Arrivé vendredi matin avec son ministre de l'Intérieur, Pedro Sánchez a évoqué "une attaque, une violation de l'intégrité territoriale de l'Espagne" et accusé des "mafias" d'être à l'origine de la rumeur d'ouverture de la frontière.

Le ministère espagnol de l'Intérieur a annoncé l'envoi immédiat de plusieurs dizaines de membres de la Garde civile et policiers, parmi lesquels huit plongeurs, ainsi qu'un bateau et des drones.

A Washington, le président américain Donald Trump, qui a fait de la lutte contre l'immigration illégale une de ses priorités, a jugé que les images de l'enclave espagnole de Ceuta ressemblaient à "l'invasion d'un pays", accusant sur X l'Espagne de mener des "efforts délibérés" ayant favorisé cette immigration clandestine.

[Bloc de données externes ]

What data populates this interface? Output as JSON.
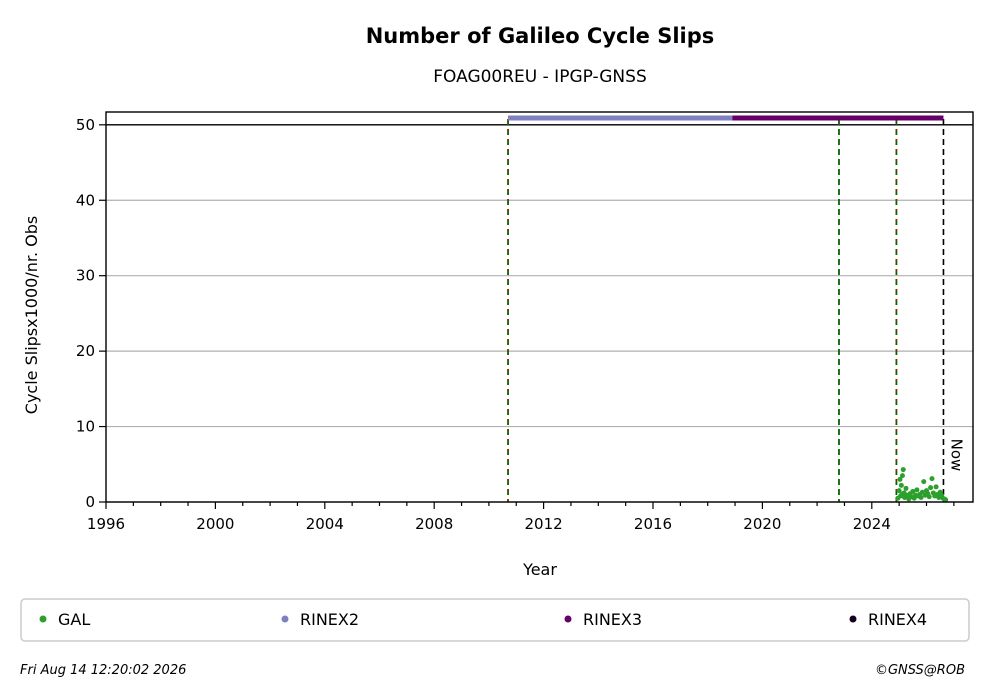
{
  "chart_data": {
    "type": "scatter",
    "title": "Number of Galileo Cycle Slips",
    "subtitle": "FOAG00REU - IPGP-GNSS",
    "xlabel": "Year",
    "ylabel": "Cycle Slipsx1000/nr. Obs",
    "xlim": [
      1996,
      2027.7
    ],
    "ylim": [
      0,
      51.7
    ],
    "x_ticks": [
      1996,
      2000,
      2004,
      2008,
      2012,
      2016,
      2020,
      2024
    ],
    "y_ticks": [
      0,
      10,
      20,
      30,
      40,
      50
    ],
    "grid": "y",
    "reference_line_y": 50,
    "series": [
      {
        "name": "GAL",
        "color": "#2ca02c",
        "points": [
          [
            2024.95,
            0.5
          ],
          [
            2025.0,
            1.5
          ],
          [
            2025.03,
            3.0
          ],
          [
            2025.05,
            0.8
          ],
          [
            2025.08,
            2.2
          ],
          [
            2025.1,
            1.0
          ],
          [
            2025.12,
            3.5
          ],
          [
            2025.15,
            4.3
          ],
          [
            2025.18,
            1.2
          ],
          [
            2025.2,
            0.6
          ],
          [
            2025.25,
            1.8
          ],
          [
            2025.3,
            0.9
          ],
          [
            2025.35,
            0.4
          ],
          [
            2025.4,
            1.1
          ],
          [
            2025.45,
            0.7
          ],
          [
            2025.5,
            1.4
          ],
          [
            2025.55,
            0.5
          ],
          [
            2025.6,
            0.9
          ],
          [
            2025.65,
            1.6
          ],
          [
            2025.7,
            0.8
          ],
          [
            2025.75,
            1.0
          ],
          [
            2025.8,
            0.6
          ],
          [
            2025.85,
            1.3
          ],
          [
            2025.9,
            2.7
          ],
          [
            2025.95,
            0.9
          ],
          [
            2026.0,
            1.5
          ],
          [
            2026.05,
            1.1
          ],
          [
            2026.1,
            0.7
          ],
          [
            2026.15,
            1.9
          ],
          [
            2026.2,
            3.1
          ],
          [
            2026.25,
            1.2
          ],
          [
            2026.3,
            0.8
          ],
          [
            2026.35,
            2.0
          ],
          [
            2026.4,
            1.0
          ],
          [
            2026.45,
            0.6
          ],
          [
            2026.5,
            1.3
          ],
          [
            2026.55,
            0.9
          ],
          [
            2026.6,
            0.5
          ],
          [
            2026.65,
            0.4
          ],
          [
            2026.7,
            0.3
          ]
        ]
      },
      {
        "name": "RINEX2",
        "color": "#8080c0",
        "range": [
          2010.7,
          2018.9
        ],
        "y": 50.9
      },
      {
        "name": "RINEX3",
        "color": "#660066",
        "range": [
          2018.9,
          2026.62
        ],
        "y": 50.9
      },
      {
        "name": "RINEX4",
        "color": "#1a0020"
      }
    ],
    "vertical_lines": [
      {
        "x": 2010.7,
        "style": "green-red-dashed"
      },
      {
        "x": 2022.8,
        "style": "green-dashed"
      },
      {
        "x": 2024.9,
        "style": "green-red-dashed"
      },
      {
        "x": 2026.62,
        "style": "black-dashed",
        "label": "Now"
      }
    ],
    "legend_placement": "bottom"
  },
  "footer": {
    "timestamp": "Fri Aug 14 12:20:02 2026",
    "credit": "©GNSS@ROB"
  }
}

Cette crise migratoire à Ceuta rappelle la précédente de 2021, lorsque des milliers de personnes avaient traversé la frontière à la faveur d'un assouplissement des contrôles par Rabat lors d’un différend diplomatique avec l'Espagne.

Plus de 10.000 migrants avaient alors atteint Ceuta depuis le Maroc en deux jours.